Neither do strangers grant Max anonymity. In the local coffee shop -- where he ponders the swirls of cream in his coffee, which remind him of the Golden Spiral postulated by Leonardo, one of the tantalizing clues to unraveling his mystery -- Lenny Meyer (Ben Shenkman), a genial Chassid, introduces himself by saying, "Are you Jewish? I'm a Jew too!" Max's "accidental" encounters with Lenny grow more frequent; Lenny, it turns out, is an agent from a Kabala who believe that Max's research will help them find the lost name of God.

More aggressive is Marcy Dawson (Pamela Hart), a smarmy, sinister Wall Street functionary stalking Max and tempting him with state-of-the-art computer equipment. Max's motives, it seems, are not entirely scientific -- should he succeed, he would not only decipher the identity of God but would crack the code of the fluctuations of Wall Street, which as marginal glimpses of newspaper headlines indicate is undergoing a crash that makes 1929 look like a mild corrective dip.

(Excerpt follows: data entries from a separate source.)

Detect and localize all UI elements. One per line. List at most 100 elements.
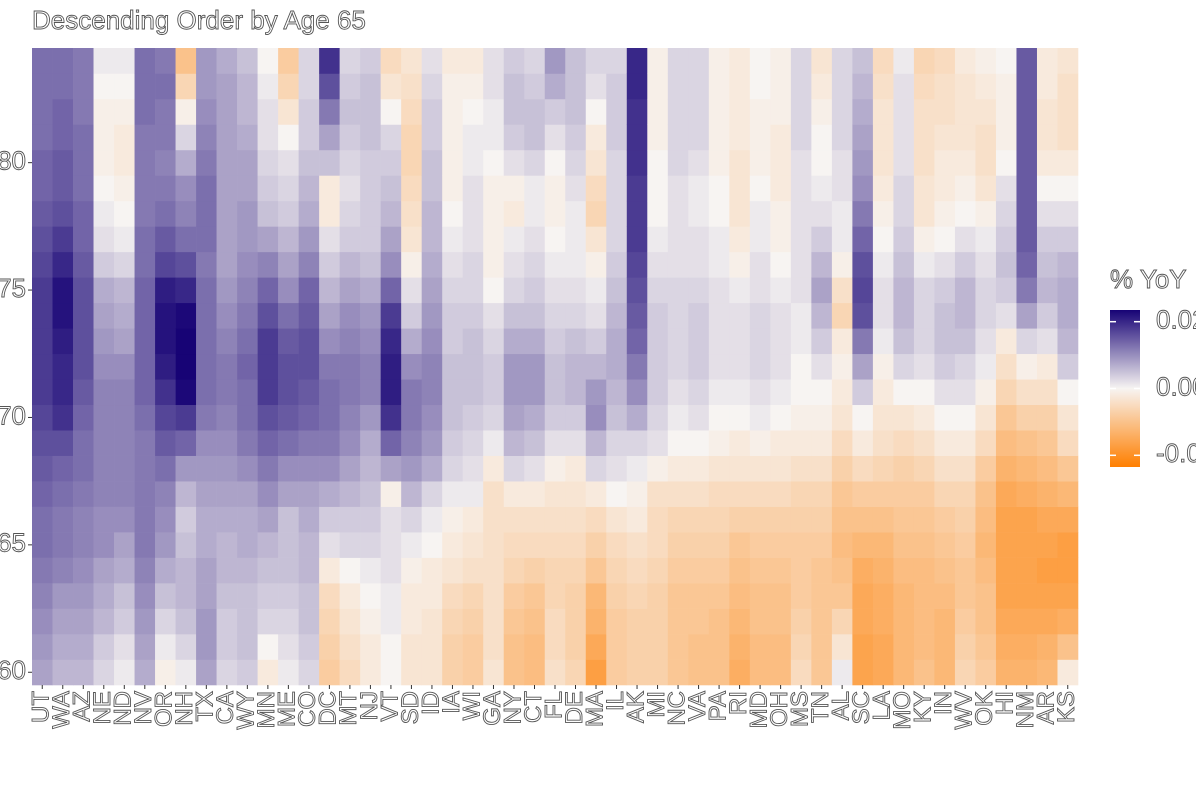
heat-cell [114, 124, 135, 151]
heat-cell [647, 608, 669, 635]
heat-cell [524, 73, 546, 100]
heat-cell [872, 302, 894, 329]
heat-cell [196, 659, 217, 686]
heat-cell [114, 634, 135, 660]
heat-cell [73, 557, 94, 584]
x-tick-label: RI [725, 691, 752, 715]
heat-cell [565, 404, 587, 431]
heat-cell [93, 98, 115, 125]
heat-cell [360, 98, 381, 125]
heat-cell [831, 455, 853, 482]
x-tick-label: LA [869, 691, 896, 720]
heat-cell [134, 608, 156, 635]
heat-cell [52, 481, 74, 507]
heat-cell [32, 430, 53, 456]
heat-cell [503, 277, 525, 304]
heat-cell [339, 557, 361, 584]
heat-cell [483, 455, 505, 482]
heat-cell [196, 506, 217, 533]
heat-cell [852, 532, 874, 558]
heat-cell [462, 73, 484, 100]
heat-cell [1057, 302, 1079, 329]
heat-cell [298, 532, 320, 558]
heat-cell [319, 277, 340, 304]
heat-cell [790, 175, 812, 202]
heat-cell [278, 48, 299, 74]
heat-cell [93, 659, 115, 686]
heat-cell [934, 379, 956, 406]
heat-cell [175, 73, 197, 100]
heat-cell [544, 404, 566, 431]
heat-cell [483, 481, 505, 507]
heat-cell [790, 481, 812, 507]
heat-cell [380, 481, 402, 507]
x-tick-label: MD [745, 691, 772, 728]
heat-cell [1036, 302, 1058, 329]
x-tick-label: DE [561, 691, 588, 724]
heat-cell [339, 226, 361, 253]
heat-cell [565, 251, 587, 278]
heat-cell [442, 506, 464, 533]
heat-cell [954, 532, 976, 558]
heat-cell [52, 353, 74, 380]
heat-cell [114, 379, 135, 406]
heat-cell [1057, 659, 1079, 686]
heat-cell [462, 583, 484, 609]
legend-tick-label: -0.02 [1156, 438, 1196, 468]
heat-cell [483, 659, 505, 686]
heat-cell [688, 659, 710, 686]
heat-cell [872, 251, 894, 278]
heat-cell [134, 583, 156, 609]
heat-cell [155, 557, 176, 584]
heat-cell [278, 226, 299, 253]
heat-cell [1057, 506, 1079, 533]
heat-cell [975, 506, 997, 533]
heat-cell [975, 481, 997, 507]
heat-cell [954, 481, 976, 507]
heat-cell [913, 124, 935, 151]
heat-cell [585, 302, 607, 329]
heat-cell [155, 251, 176, 278]
heat-cell [729, 404, 751, 431]
heat-cell [339, 328, 361, 355]
heat-cell [995, 404, 1017, 431]
heat-cell [155, 379, 176, 406]
heat-cell [52, 73, 74, 100]
heat-cell [196, 328, 217, 355]
heat-cell [1036, 659, 1058, 686]
heat-cell [667, 506, 689, 533]
heat-cell [852, 481, 874, 507]
heat-cell [606, 251, 628, 278]
heat-cell [852, 455, 874, 482]
heat-cell [360, 506, 381, 533]
heat-cell [380, 98, 402, 125]
heat-cell [462, 302, 484, 329]
heat-cell [155, 506, 176, 533]
heat-cell [893, 659, 915, 686]
heat-cell [667, 583, 689, 609]
heat-cell [52, 251, 74, 278]
heat-cell [32, 149, 53, 176]
heat-cell [770, 175, 792, 202]
heat-cell [216, 455, 238, 482]
heat-cell [626, 200, 648, 227]
heat-cell [749, 98, 771, 125]
y-tick-label: 1980 [0, 146, 26, 176]
heat-cell [401, 634, 422, 660]
heat-cell [954, 48, 976, 74]
heat-cell [483, 404, 505, 431]
heat-cell [749, 328, 771, 355]
heat-cell [319, 481, 340, 507]
heat-cell [278, 634, 299, 660]
heat-cell [975, 48, 997, 74]
heat-cell [934, 608, 956, 635]
heat-cell [954, 98, 976, 125]
heat-cell [708, 506, 730, 533]
heat-cell [790, 506, 812, 533]
x-tick-label: DC [315, 691, 342, 726]
heat-cell [1036, 379, 1058, 406]
heat-cell [872, 583, 894, 609]
heat-cell [73, 48, 94, 74]
heat-cell [155, 124, 176, 151]
heat-cell [626, 48, 648, 74]
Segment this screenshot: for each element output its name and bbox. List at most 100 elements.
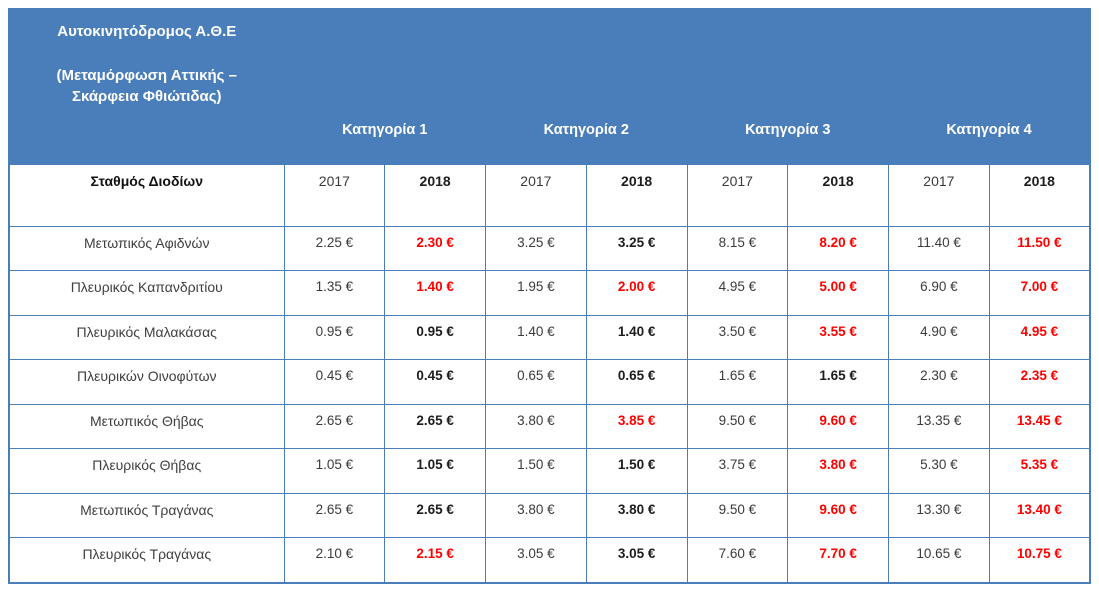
price-cell: 7.00 € [988, 270, 1091, 316]
price-cell: 5.00 € [787, 270, 889, 316]
price-cell: 9.50 € [686, 492, 789, 539]
station-cell: Μετωπικός Θήβας [8, 403, 285, 450]
price-cell: 0.65 € [485, 359, 587, 405]
price-cell: 6.90 € [888, 270, 990, 316]
price-cell: 13.35 € [888, 403, 990, 450]
price-cell: 7.70 € [787, 537, 889, 584]
table-row: Πλευρικός Τραγάνας 2.10 €2.15 €3.05 €3.05… [8, 537, 1091, 584]
price-cell: 1.95 € [485, 270, 587, 316]
category-4-header: Κατηγορία 4 [888, 8, 1091, 165]
price-cell: 3.80 € [585, 492, 688, 539]
year-header: 2017 [686, 164, 789, 227]
price-cell: 0.65 € [585, 359, 688, 405]
price-cell: 0.45 € [283, 359, 386, 405]
price-cell: 3.05 € [585, 537, 688, 584]
table-row: Μετωπικός Αφιδνών 2.25 €2.30 €3.25 €3.25 … [8, 225, 1091, 272]
price-cell: 2.65 € [384, 492, 486, 539]
price-cell: 10.75 € [988, 537, 1091, 584]
table-row: Μετωπικός Τραγάνας 2.65 €2.65 €3.80 €3.80… [8, 492, 1091, 539]
price-cell: 3.55 € [787, 314, 889, 361]
price-cell: 3.05 € [485, 537, 587, 584]
price-cell: 0.95 € [283, 314, 386, 361]
station-cell: Πλευρικός Μαλακάσας [8, 314, 285, 361]
price-cell: 8.20 € [787, 225, 889, 272]
toll-price-table: Αυτοκινητόδρομος Α.Θ.Ε (Μεταμόρφωση Αττι… [8, 8, 1091, 584]
price-cell: 11.40 € [888, 225, 990, 272]
year-header: 2017 [283, 164, 386, 227]
price-cell: 2.15 € [384, 537, 486, 584]
price-cell: 0.95 € [384, 314, 486, 361]
year-header: 2017 [485, 164, 587, 227]
price-cell: 4.95 € [686, 270, 789, 316]
price-cell: 1.05 € [283, 448, 386, 494]
price-cell: 1.50 € [585, 448, 688, 494]
price-cell: 4.95 € [988, 314, 1091, 361]
table-row: Πλευρικός Θήβας 1.05 €1.05 €1.50 €1.50 €3… [8, 448, 1091, 494]
price-cell: 7.60 € [686, 537, 789, 584]
category-2-header: Κατηγορία 2 [485, 8, 688, 165]
price-cell: 2.35 € [988, 359, 1091, 405]
station-cell: Μετωπικός Τραγάνας [8, 492, 285, 539]
price-cell: 3.25 € [485, 225, 587, 272]
price-cell: 2.30 € [384, 225, 486, 272]
table-banner-row: Αυτοκινητόδρομος Α.Θ.Ε (Μεταμόρφωση Αττι… [8, 8, 1091, 165]
price-cell: 2.25 € [283, 225, 386, 272]
price-cell: 13.30 € [888, 492, 990, 539]
price-cell: 3.80 € [485, 492, 587, 539]
price-cell: 3.25 € [585, 225, 688, 272]
price-cell: 2.00 € [585, 270, 688, 316]
station-column-header: Σταθμός Διοδίων [8, 164, 285, 227]
price-cell: 3.50 € [686, 314, 789, 361]
price-cell: 5.30 € [888, 448, 990, 494]
price-cell: 9.60 € [787, 403, 889, 450]
year-header: 2018 [585, 164, 688, 227]
price-cell: 9.50 € [686, 403, 789, 450]
price-cell: 9.60 € [787, 492, 889, 539]
category-1-header: Κατηγορία 1 [283, 8, 486, 165]
price-cell: 2.30 € [888, 359, 990, 405]
price-cell: 4.90 € [888, 314, 990, 361]
price-cell: 3.85 € [585, 403, 688, 450]
price-cell: 1.05 € [384, 448, 486, 494]
price-cell: 3.80 € [485, 403, 587, 450]
table-subheader-row: Σταθμός Διοδίων 2017 2018 2017 2018 2017… [8, 164, 1091, 227]
table-row: Πλευρικών Οινοφύτων 0.45 €0.45 €0.65 €0.6… [8, 359, 1091, 405]
price-cell: 1.50 € [485, 448, 587, 494]
price-cell: 1.40 € [585, 314, 688, 361]
price-cell: 8.15 € [686, 225, 789, 272]
station-cell: Πλευρικός Θήβας [8, 448, 285, 494]
year-header: 2018 [384, 164, 486, 227]
table-row: Μετωπικός Θήβας 2.65 €2.65 €3.80 €3.85 €9… [8, 403, 1091, 450]
station-cell: Μετωπικός Αφιδνών [8, 225, 285, 272]
motorway-title: Αυτοκινητόδρομος Α.Θ.Ε (Μεταμόρφωση Αττι… [8, 8, 285, 165]
price-cell: 0.45 € [384, 359, 486, 405]
price-cell: 1.65 € [787, 359, 889, 405]
title-line-2: (Μεταμόρφωση Αττικής – [56, 67, 237, 85]
price-cell: 13.40 € [988, 492, 1091, 539]
price-cell: 1.65 € [686, 359, 789, 405]
title-line-1: Αυτοκινητόδρομος Α.Θ.Ε [57, 23, 237, 40]
title-line-3: Σκάρφεια Φθιώτιδας) [71, 87, 222, 105]
price-cell: 3.80 € [787, 448, 889, 494]
price-cell: 13.45 € [988, 403, 1091, 450]
price-cell: 5.35 € [988, 448, 1091, 494]
table-row: Πλευρικός Καπανδριτίου 1.35 €1.40 €1.95 €… [8, 270, 1091, 316]
table-row: Πλευρικός Μαλακάσας 0.95 €0.95 €1.40 €1.4… [8, 314, 1091, 361]
station-cell: Πλευρικός Τραγάνας [8, 537, 285, 584]
price-cell: 2.65 € [283, 403, 386, 450]
price-cell: 1.40 € [384, 270, 486, 316]
category-3-header: Κατηγορία 3 [686, 8, 889, 165]
year-header: 2017 [888, 164, 990, 227]
price-cell: 2.65 € [384, 403, 486, 450]
price-cell: 2.65 € [283, 492, 386, 539]
price-cell: 11.50 € [988, 225, 1091, 272]
price-cell: 1.40 € [485, 314, 587, 361]
price-cell: 1.35 € [283, 270, 386, 316]
station-cell: Πλευρικών Οινοφύτων [8, 359, 285, 405]
station-cell: Πλευρικός Καπανδριτίου [8, 270, 285, 316]
price-cell: 2.10 € [283, 537, 386, 584]
price-cell: 10.65 € [888, 537, 990, 584]
price-cell: 3.75 € [686, 448, 789, 494]
year-header: 2018 [787, 164, 889, 227]
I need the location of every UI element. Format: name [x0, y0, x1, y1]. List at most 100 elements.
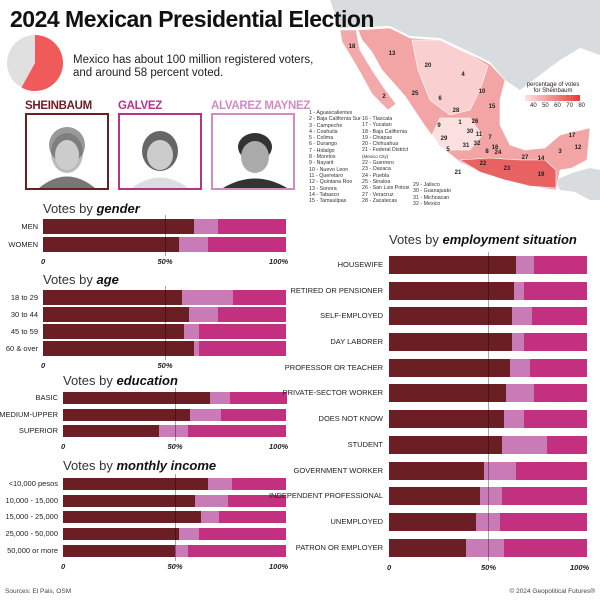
state-list-item: 16 - Tlaxcala — [362, 116, 393, 122]
state-list-item: 10 - Nuevo Leon — [309, 166, 349, 173]
state-number-label: 10 — [479, 89, 486, 95]
bar-segment-sheinbaum — [389, 487, 481, 505]
state-number-label: 20 — [425, 63, 432, 69]
bar-segment-alvarez-maynez — [207, 478, 233, 490]
state-list-item: 18 - Baja California — [362, 128, 408, 135]
bar-segment-alvarez-maynez — [511, 333, 525, 351]
row-label: MEN — [21, 221, 38, 231]
state-number-label: 7 — [488, 135, 492, 141]
row-label: STUDENT — [347, 440, 383, 449]
state-list-item: 7 - Hidalgo — [309, 147, 335, 154]
state-list-item: 22 - Guerrero — [362, 160, 394, 167]
bar-segment-alvarez-maynez — [178, 528, 200, 540]
gridline-50-percent — [164, 286, 166, 360]
state-number-label: 4 — [461, 72, 465, 78]
bar-segment-sheinbaum — [63, 495, 196, 507]
state-number-label: 6 — [438, 96, 442, 102]
state-number-label: 14 — [538, 156, 545, 162]
state-list-item: 3 - Campeche — [309, 122, 343, 129]
state-number-label: 2 — [382, 94, 386, 100]
bar-segment-sheinbaum — [389, 539, 467, 557]
bar-segment-sheinbaum — [63, 545, 175, 557]
state-list-item: 20 - Chihuahua — [362, 141, 399, 148]
bar-segment-sheinbaum — [63, 392, 211, 404]
x-axis-tick: 0 — [41, 361, 46, 370]
bar-segment-alvarez-maynez — [190, 409, 222, 421]
state-number-label: 15 — [489, 104, 496, 110]
bar-segment-galvez — [232, 478, 287, 490]
sources-note: Sources: El Pais, OSM — [5, 588, 72, 595]
gridline-50-percent — [488, 252, 489, 561]
row-label: 25,000 - 50,000 — [5, 529, 58, 538]
state-number-label: 18 — [349, 44, 356, 50]
state-list-item: 32 - Mexico — [413, 200, 441, 207]
bar-segment-sheinbaum — [389, 282, 515, 300]
gridline-50-percent — [174, 388, 176, 441]
bar-segment-sheinbaum — [389, 333, 513, 351]
bar-segment-galvez — [547, 436, 588, 454]
bar-segment-alvarez-maynez — [511, 307, 533, 325]
bar-segment-galvez — [529, 359, 588, 377]
row-label: SELF-EMPLOYED — [320, 311, 383, 320]
bar-segment-sheinbaum — [63, 425, 160, 437]
chart-title-prefix: Votes by — [43, 201, 97, 216]
candidate-name-galvez: GALVEZ — [118, 100, 162, 112]
state-list-item: 23 - Oaxaca — [362, 166, 391, 173]
bar-segment-sheinbaum — [389, 462, 485, 480]
state-list-item: 26 - San Luis Potosi — [362, 185, 410, 192]
state-list-item: 17 - Yucatan — [362, 122, 392, 129]
state-list-item: 2 - Baja California Sur — [309, 116, 361, 123]
bar-segment-sheinbaum — [389, 410, 505, 428]
bar-segment-sheinbaum — [43, 324, 185, 339]
state-list-item: 14 - Tabasco — [309, 191, 340, 198]
bar-segment-alvarez-maynez — [158, 425, 189, 437]
bar-segment-galvez — [533, 384, 588, 402]
state-number-label: 28 — [453, 108, 460, 114]
intro-text: Mexico has about 100 million registered … — [73, 54, 313, 80]
photo-sheinbaum — [25, 113, 109, 190]
bar-segment-galvez — [533, 256, 588, 274]
row-label: PATRON OR EMPLOYER — [295, 543, 383, 552]
state-number-label: 32 — [474, 141, 481, 147]
bar-segment-galvez — [501, 487, 588, 505]
state-list-item: 25 - Sinaloa — [362, 178, 391, 185]
state-list-item: 12 - Quintana Roo — [309, 179, 353, 186]
row-label: 45 to 59 — [10, 326, 38, 336]
row-label: HOUSEWIFE — [337, 260, 383, 269]
state-number-label: 9 — [437, 123, 441, 129]
us-landmass — [330, 0, 600, 90]
chart-title-prefix: Votes by — [63, 373, 117, 388]
state-list-item: 28 - Zacatecas — [362, 197, 398, 204]
state-number-label: 17 — [569, 133, 576, 139]
bar-segment-alvarez-maynez — [193, 341, 200, 356]
bar-segment-galvez — [219, 511, 287, 523]
legend-tick: 50 — [542, 103, 549, 109]
bar-segment-alvarez-maynez — [183, 324, 200, 339]
row-label: GOVERNMENT WORKER — [293, 466, 383, 475]
bar-segment-galvez — [523, 333, 588, 351]
bar-segment-alvarez-maynez — [179, 237, 209, 252]
copyright-note: © 2024 Geopolitical Futures® — [509, 588, 595, 595]
row-label: SUPERIOR — [18, 426, 58, 435]
state-list-column-1: 1 - Aguascalientes 2 - Baja California Su… — [309, 110, 361, 204]
bar-segment-sheinbaum — [43, 219, 195, 234]
state-list-item: 15 - Tamaulipas — [309, 198, 347, 205]
bar-segment-alvarez-maynez — [484, 462, 517, 480]
southern-states-dark — [459, 157, 557, 189]
bar-segment-galvez — [187, 425, 287, 437]
bar-segment-sheinbaum — [43, 307, 190, 322]
x-axis-tick: 50% — [157, 361, 173, 370]
chart-title: Votes by gender — [43, 201, 140, 216]
state-number-label: 29 — [441, 136, 448, 142]
state-list-item: 4 - Coahuila — [309, 128, 338, 135]
state-list-item: 11 - Queretaro — [309, 172, 344, 179]
state-list-item: 9 - Nayarit — [309, 160, 334, 167]
gridline-50-percent — [174, 474, 176, 561]
bar-segment-alvarez-maynez — [476, 513, 501, 531]
state-number-label: 30 — [467, 129, 474, 135]
state-number-label: 1 — [458, 120, 462, 126]
bar-segment-galvez — [531, 307, 588, 325]
bar-segment-galvez — [217, 307, 287, 322]
bar-segment-galvez — [503, 539, 588, 557]
state-number-label: 19 — [538, 172, 545, 178]
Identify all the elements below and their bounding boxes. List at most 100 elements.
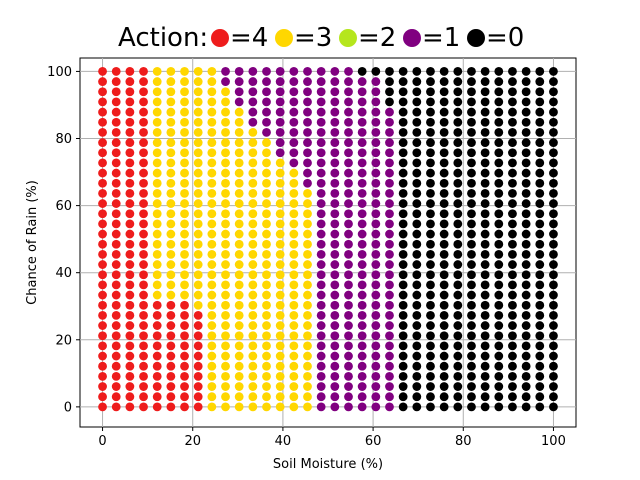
data-point: [344, 260, 353, 269]
data-point: [193, 249, 203, 259]
data-point: [139, 371, 148, 381]
data-point: [412, 209, 422, 219]
data-point: [412, 270, 422, 280]
data-point: [152, 128, 162, 137]
data-point: [453, 249, 463, 259]
data-point: [549, 361, 558, 371]
data-point: [344, 341, 353, 351]
data-point: [330, 189, 340, 198]
data-point: [494, 128, 504, 137]
data-point: [289, 148, 299, 158]
data-point: [494, 117, 504, 127]
data-point: [166, 341, 176, 351]
data-point: [549, 199, 558, 208]
data-point: [139, 331, 148, 341]
data-point: [166, 189, 176, 198]
data-point: [521, 300, 531, 310]
data-point: [426, 67, 435, 76]
data-point: [139, 290, 148, 300]
x-axis: 0 20 40 60 80 100: [98, 427, 566, 449]
data-point: [248, 77, 258, 86]
data-point: [316, 107, 326, 117]
data-point: [125, 168, 135, 178]
x-tick-label: 80: [455, 434, 472, 449]
data-point: [316, 249, 326, 259]
data-point: [275, 219, 285, 229]
data-point: [152, 87, 162, 97]
legend-marker: [211, 29, 229, 47]
data-point: [467, 178, 476, 188]
y-tick-label: 0: [64, 400, 72, 415]
data-point: [412, 87, 422, 97]
data-point: [139, 138, 148, 147]
data-point: [139, 402, 148, 412]
data-point: [385, 260, 394, 269]
data-point: [139, 270, 148, 280]
data-point: [303, 402, 312, 412]
data-point: [193, 107, 203, 117]
data-point: [357, 321, 367, 330]
data-point: [303, 300, 312, 310]
data-point: [494, 168, 504, 178]
data-point: [480, 107, 490, 117]
data-point: [234, 168, 244, 178]
data-point: [275, 97, 285, 107]
data-point: [535, 331, 545, 341]
data-point: [535, 107, 545, 117]
data-point: [166, 148, 176, 158]
data-point: [111, 219, 121, 229]
data-point: [439, 249, 449, 259]
data-point: [467, 168, 476, 178]
data-point: [275, 351, 285, 361]
data-point: [357, 219, 367, 229]
data-point: [248, 290, 258, 300]
data-point: [385, 331, 394, 341]
data-point: [316, 260, 326, 269]
data-point: [330, 219, 340, 229]
data-point: [111, 249, 121, 259]
data-point: [385, 371, 394, 381]
data-point: [221, 158, 230, 168]
data-point: [207, 270, 217, 280]
data-point: [111, 87, 121, 97]
data-point: [248, 168, 258, 178]
data-point: [357, 168, 367, 178]
data-point: [166, 321, 176, 330]
data-point: [426, 148, 435, 158]
data-point: [166, 310, 176, 320]
data-point: [316, 290, 326, 300]
data-point: [152, 107, 162, 117]
data-point: [234, 178, 244, 188]
data-point: [453, 87, 463, 97]
data-point: [508, 392, 517, 402]
data-point: [398, 67, 408, 76]
data-point: [357, 239, 367, 249]
data-point: [480, 260, 490, 269]
data-point: [221, 361, 230, 371]
data-point: [412, 138, 422, 147]
data-point: [111, 107, 121, 117]
data-point: [330, 331, 340, 341]
data-point: [98, 97, 107, 107]
data-point: [494, 87, 504, 97]
data-point: [207, 351, 217, 361]
data-point: [357, 117, 367, 127]
data-point: [275, 249, 285, 259]
data-point: [398, 229, 408, 239]
data-point: [439, 392, 449, 402]
data-point: [152, 341, 162, 351]
data-point: [207, 229, 217, 239]
data-point: [426, 382, 435, 391]
data-point: [453, 371, 463, 381]
data-point: [508, 229, 517, 239]
data-point: [508, 117, 517, 127]
data-point: [166, 77, 176, 86]
data-point: [521, 117, 531, 127]
data-point: [234, 239, 244, 249]
data-point: [330, 290, 340, 300]
data-point: [111, 168, 121, 178]
data-point: [439, 239, 449, 249]
data-point: [152, 219, 162, 229]
data-point: [508, 128, 517, 137]
data-point: [180, 189, 189, 198]
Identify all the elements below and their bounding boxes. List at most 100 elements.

The underground battle between ringleted Chassidim and power-suited brokers, with the threat of Japanese interlopers lurking in the background, has a certain surreal appeal, and it puts the imploding ordeal of Max's Promethean hubris in a cartoonishly apocalyptic perspective. Although it provides black comic relief, it seems ultimately irrelevant. What is inescapable is Max's solitary drive toward forbidden knowledge, a drive made almost unbearable by the film's relentless subjectivity. The patterns of cigarette smoke, the sweaty claustrophobia of subway cars, the occasional ant exploring an electrical fixture -- these only reflect his obsession, leading him to madness or enlightenment, or both.

The ending of Pi is mind-boggling but unsatisfactory. Which is to be expected -- the number, after all, is infinite and devoid of point or pattern. Aronofsky gets into the trap of posing an ingenious conundrum and then trying to solve it. And it's hard not to dwell on that conundrum long after the film is over. Haunting in its bold style and speculations, Pi may be hard to swallow but is well worth a taste.